Metrics Reference
Complete guide to understanding evaluation metrics used in Biblicus benchmarks.
Overview
Biblicus uses three categories of metrics to evaluate extraction quality:
Set-Based Metrics: Measure word-finding ability (position-agnostic)
Order-Aware Metrics: Measure reading order preservation (sequence quality)
N-gram Overlap: Measure local ordering quality (word pair/triple accuracy)
Each metric tells you something different about extraction quality.
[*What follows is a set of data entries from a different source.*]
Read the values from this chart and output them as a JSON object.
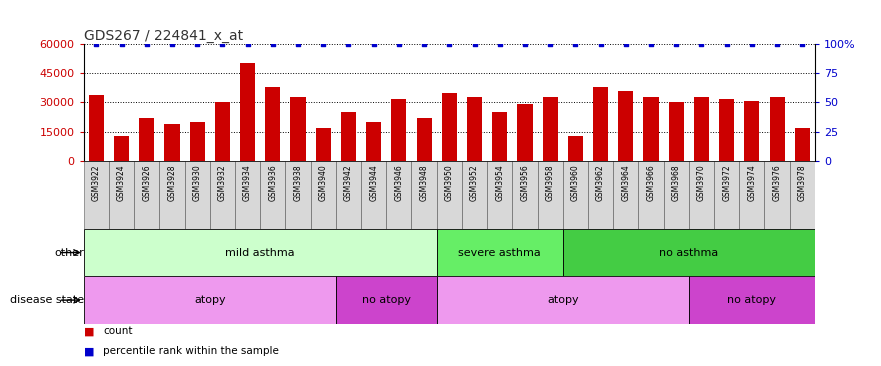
{
  "title": "GDS267 / 224841_x_at",
  "samples": [
    "GSM3922",
    "GSM3924",
    "GSM3926",
    "GSM3928",
    "GSM3930",
    "GSM3932",
    "GSM3934",
    "GSM3936",
    "GSM3938",
    "GSM3940",
    "GSM3942",
    "GSM3944",
    "GSM3946",
    "GSM3948",
    "GSM3950",
    "GSM3952",
    "GSM3954",
    "GSM3956",
    "GSM3958",
    "GSM3960",
    "GSM3962",
    "GSM3964",
    "GSM3966",
    "GSM3968",
    "GSM3970",
    "GSM3972",
    "GSM3974",
    "GSM3976",
    "GSM3978"
  ],
  "counts": [
    34000,
    13000,
    22000,
    19000,
    20000,
    30000,
    50000,
    38000,
    33000,
    17000,
    25000,
    20000,
    32000,
    22000,
    35000,
    33000,
    25000,
    29000,
    33000,
    13000,
    38000,
    36000,
    33000,
    30000,
    33000,
    32000,
    31000,
    33000,
    17000
  ],
  "bar_color": "#cc0000",
  "percentile_color": "#0000cc",
  "ylim_left": [
    0,
    60000
  ],
  "ylim_right": [
    0,
    100
  ],
  "yticks_left": [
    0,
    15000,
    30000,
    45000,
    60000
  ],
  "yticks_right": [
    0,
    25,
    50,
    75,
    100
  ],
  "ytick_right_labels": [
    "0",
    "25",
    "50",
    "75",
    "100%"
  ],
  "grid_values": [
    15000,
    30000,
    45000,
    60000
  ],
  "other_groups": [
    {
      "label": "mild asthma",
      "start": 0,
      "end": 14,
      "color": "#ccffcc"
    },
    {
      "label": "severe asthma",
      "start": 14,
      "end": 19,
      "color": "#66ee66"
    },
    {
      "label": "no asthma",
      "start": 19,
      "end": 29,
      "color": "#44cc44"
    }
  ],
  "disease_groups": [
    {
      "label": "atopy",
      "start": 0,
      "end": 10,
      "color": "#ee99ee"
    },
    {
      "label": "no atopy",
      "start": 10,
      "end": 14,
      "color": "#cc44cc"
    },
    {
      "label": "atopy",
      "start": 14,
      "end": 24,
      "color": "#ee99ee"
    },
    {
      "label": "no atopy",
      "start": 24,
      "end": 29,
      "color": "#cc44cc"
    }
  ],
  "other_row_label": "other",
  "disease_row_label": "disease state",
  "tick_bg_color": "#d8d8d8",
  "legend_items": [
    {
      "color": "#cc0000",
      "label": "count"
    },
    {
      "color": "#0000cc",
      "label": "percentile rank within the sample"
    }
  ]
}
A good extraction pipeline needs:
High F1 for accuracy (finding the right words)
Low WER for reading order (words in correct sequence)
High bigram/trigram for local ordering (adjacent words correct)
Set-Based Metrics (Position-Agnostic)
Set-based metrics measure how well the extraction finds words, regardless of their order. These are the primary accuracy metrics.
F1 Score
Harmonic mean of precision and recall.
Range: 0.0 to 1.0 (higher is better)
Primary metric for overall accuracy
Balances precision and recall
Formula:
F1 = 2 × (Precision × Recall) / (Precision + Recall)
Interpretation:
F1 ≥ 0.75: Excellent accuracy
F1 ≥ 0.65: Good accuracy
F1 ≥ 0.50: Acceptable for some use cases
F1 < 0.50: Poor accuracy
Example:
Ground truth: “hello world from biblicus”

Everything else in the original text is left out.